A line with a quoted string has extra text after it.
e.g. "mystr" extra.
An unquoted line is not valid UTF-8.
JSON
err-json-encode
JSON encoding has these errors:
Object of this type can't be serialized.
For example, Str List Dict are Oils objects can be serialized, but
Eggex Func Range can't.
Circular reference.
e.g. a Dict that points to itself, a List that points to itself, and other
permutations
Float values of NaN, Inf, and -Inf can't be encoded.
(These encode to null in Oils, following JavaScript.)

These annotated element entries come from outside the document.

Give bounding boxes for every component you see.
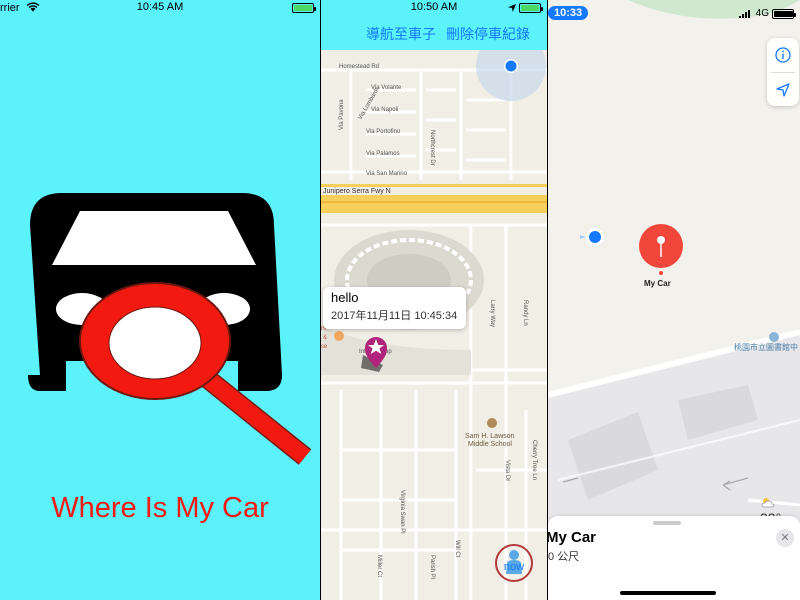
location-arrow-icon (776, 83, 790, 97)
map-label: Will Ct (454, 540, 460, 558)
map-label: Vista Dr (504, 460, 510, 481)
status-bar: rrier 10:45 AM (0, 0, 320, 16)
battery-icon (519, 3, 543, 13)
status-bar: 10:33 4G (548, 0, 800, 22)
pin-callout[interactable]: hello 2017年11月11日 10:45:34 (323, 287, 466, 329)
launch-screen: rrier 10:45 AM Where Is My Car (0, 0, 320, 600)
network-label: 4G (755, 8, 769, 19)
place-title: My Car (548, 529, 597, 546)
map-label: Sam H. Lawson (465, 433, 515, 440)
map-label: Homestead Rd (339, 64, 379, 70)
map-label: & (323, 335, 327, 341)
home-indicator (620, 591, 716, 595)
callout-title: hello (331, 290, 359, 305)
car-search-logo (20, 185, 320, 480)
map-label: Miller Ct (376, 555, 382, 577)
sheet-grabber[interactable] (653, 521, 681, 525)
map-label: Via Pavona (339, 99, 345, 130)
navigate-to-car-button[interactable]: 導航至車子 (366, 24, 436, 44)
close-icon: ✕ (780, 532, 790, 544)
parking-map-screen: 10:50 AM 導航至車子 刪除停車紀錄 Homestead Rd Via V… (321, 0, 547, 600)
map-label: Larry Way (489, 300, 495, 327)
location-arrow-icon (508, 4, 516, 12)
map-label: Cherry Tree Ln (531, 440, 537, 480)
place-distance: 0 公尺 (548, 551, 580, 563)
poi-icon (769, 332, 779, 342)
nav-bar: 導航至車子 刪除停車紀錄 (321, 16, 547, 50)
map-label: Via Portofino (366, 129, 401, 135)
map-label: Via Palamos (366, 151, 400, 157)
delete-parking-record-button[interactable]: 刪除停車紀錄 (446, 24, 530, 44)
close-button[interactable]: ✕ (776, 529, 794, 547)
clock: 10:45 AM (136, 1, 184, 13)
info-button[interactable] (767, 38, 799, 72)
now-label: now (503, 561, 525, 573)
map-label: Northcrest Dr (429, 130, 435, 166)
callout-subtitle: 2017年11月11日 10:45:34 (331, 310, 458, 322)
map-label: Randy Ln (522, 300, 528, 326)
map-label: se (321, 344, 328, 350)
map-controls (767, 38, 799, 106)
school-poi-icon (487, 418, 497, 428)
map-label: Virginia Swan Pl (399, 490, 405, 534)
status-bar: 10:50 AM (321, 0, 547, 16)
user-location-dot (589, 231, 601, 243)
info-icon (775, 47, 791, 63)
user-location-dot (505, 60, 517, 72)
map-label: Middle School (468, 441, 512, 448)
battery-icon (292, 3, 316, 13)
map-label: Junipero Serra Fwy N (323, 188, 391, 195)
signal-icon (738, 9, 750, 18)
maps-screen: 10:33 4G My Car 桃園市立圖書館中 32° My Car 0 公尺… (548, 0, 800, 600)
now-location-button[interactable]: now (495, 544, 533, 582)
app-title: Where Is My Car (51, 492, 269, 524)
partly-cloudy-icon (761, 498, 775, 508)
map-label: Parish Pl (429, 555, 435, 579)
battery-icon (772, 8, 796, 19)
poi-label: 桃園市立圖書館中 (734, 343, 798, 352)
pin-label: My Car (644, 279, 671, 288)
track-location-button[interactable] (767, 73, 799, 107)
map-label: Via Napoli (371, 107, 398, 113)
map-label: Via San Marino (366, 171, 408, 177)
place-card[interactable]: My Car 0 公尺 ✕ (548, 516, 800, 600)
clock: 10:33 (548, 6, 589, 20)
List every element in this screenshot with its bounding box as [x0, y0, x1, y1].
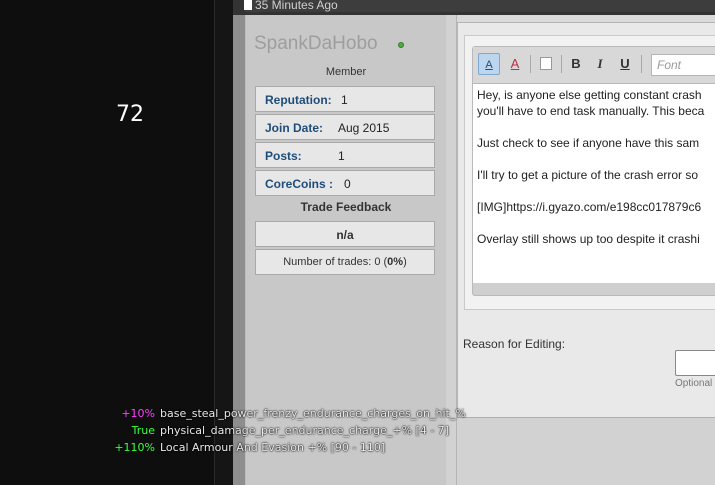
trade-count-prefix: Number of trades: 0 ( [283, 256, 388, 268]
editor-container: A A B I U Font Hey, is anyone else getti… [464, 35, 715, 310]
corecoins-label: CoreCoins : [265, 177, 334, 191]
trade-count: Number of trades: 0 (0%) [255, 249, 435, 275]
editor-line: [IMG]https://i.gyazo.com/e198cc017879c6 [477, 200, 702, 214]
post-content-area: A A B I U Font Hey, is anyone else getti… [456, 15, 715, 485]
editor-text-area[interactable]: Hey, is anyone else getting constant cra… [473, 83, 715, 283]
corecoins-row: CoreCoins : 0 [255, 170, 435, 196]
overlay-line: +110% Local Armour And Evasion +% [90 - 1… [0, 439, 385, 456]
overlay-text: base_steal_power_frenzy_endurance_charge… [160, 407, 466, 420]
overlay-prefix: +10% [121, 407, 155, 420]
editor-line: Hey, is anyone else getting constant cra… [477, 88, 702, 102]
paste-icon[interactable] [535, 53, 557, 75]
post-timestamp: 35 Minutes Ago [255, 0, 338, 12]
posts-value: 1 [338, 149, 345, 163]
posts-label: Posts: [265, 149, 302, 163]
username-link[interactable]: SpankDaHobo [254, 33, 378, 55]
wysiwyg-editor: A A B I U Font Hey, is anyone else getti… [472, 46, 715, 296]
toolbar-separator [561, 55, 562, 73]
trade-count-percent: 0% [387, 256, 404, 268]
corecoins-value: 0 [344, 177, 351, 191]
font-select[interactable]: Font [651, 54, 715, 76]
editor-line: Just check to see if anyone have this sa… [477, 136, 700, 150]
italic-icon[interactable]: I [589, 53, 611, 75]
editor-toolbar: A A B I U Font [473, 47, 715, 83]
overlay-line: +10% base_steal_power_frenzy_endurance_ch… [0, 405, 466, 422]
trade-feedback-title: Trade Feedback [300, 200, 392, 214]
remove-format-icon[interactable]: A [504, 53, 526, 75]
join-date-row: Join Date: Aug 2015 [255, 114, 435, 140]
editor-line: I'll try to get a picture of the crash e… [477, 168, 699, 182]
overlay-text: Local Armour And Evasion +% [90 - 110] [160, 441, 386, 454]
join-date-label: Join Date: [265, 121, 324, 135]
toolbar-separator [530, 55, 531, 73]
editor-line: you'll have to end task manually. This b… [477, 104, 705, 118]
trade-rating[interactable]: n/a [255, 221, 435, 247]
content-footer [457, 417, 715, 485]
trade-count-suffix: ) [403, 256, 407, 268]
edit-reason-optional: Optional [675, 378, 713, 389]
switch-editor-mode-icon[interactable]: A [478, 53, 500, 75]
posts-row: Posts: 1 [255, 142, 435, 168]
edit-reason-label: Reason for Editing: [463, 337, 566, 351]
user-rank: Member [325, 66, 367, 78]
editor-section: A A B I U Font Hey, is anyone else getti… [457, 22, 715, 417]
reputation-value: 1 [341, 93, 348, 107]
toolbar-separator [641, 55, 642, 73]
overlay-prefix: True [131, 424, 155, 437]
online-status-icon [398, 42, 404, 48]
editor-line: Overlay still shows up too despite it cr… [477, 232, 700, 246]
overlay-text: physical_damage_per_endurance_charge_+% … [160, 424, 450, 437]
underline-icon[interactable]: U [614, 53, 636, 75]
reputation-row: Reputation: 1 [255, 86, 435, 112]
overlay-line: True physical_damage_per_endurance_charge… [0, 422, 449, 439]
edit-reason-input[interactable] [675, 350, 715, 376]
overlay-prefix: +110% [114, 441, 155, 454]
join-date-value: Aug 2015 [338, 121, 390, 135]
document-icon [244, 0, 252, 10]
reputation-label: Reputation: [265, 93, 332, 107]
post-header-bar: 35 Minutes Ago [233, 0, 715, 15]
bold-icon[interactable]: B [565, 53, 587, 75]
counter-number: 72 [116, 102, 144, 127]
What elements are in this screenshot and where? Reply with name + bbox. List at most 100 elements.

Note that invalid UTF-8 bytes like 0xfe produce a Unicode replacement
character, not a hard error.
err-json-decode
The encoded message itself is not valid UTF-8.
(Typically, you need to check the unescaped bytes in string literals
"abc\n").
Lexical error, like
the message +
an invalid escape "\z" or a truncated escape "\u1"
A single quoted string like u''
Grammatical error
like the message }{
Unexpected trailing input
like the message 42] or {}]
Implementation-defined limits, i.e. outside the grammar:
Integer too big
implementations may decode to a 64-bit integer
Floats that are too big
may decode to Inf
Max array length (NYI)
e.g. more than 4 billion objects in an array could overflow a length
field, in some implementations
Max object length (NYI)
Max depth for arrays and objects (NYI)
to avoid a recursive parser blowing the stack
JSON8
err-json8-encode
JSON8 has the same encoding errors as JSON.
However, the encoding is lossless by design. Instead of invalid UTF-8 being
turned into a Unicode replacement character, it can use J8 strings with byte
escapes like b'byte \yfe\yff'.
err-json8-decode
JSON8 has the same decoding errors as JSON, plus J8 string decoding errors.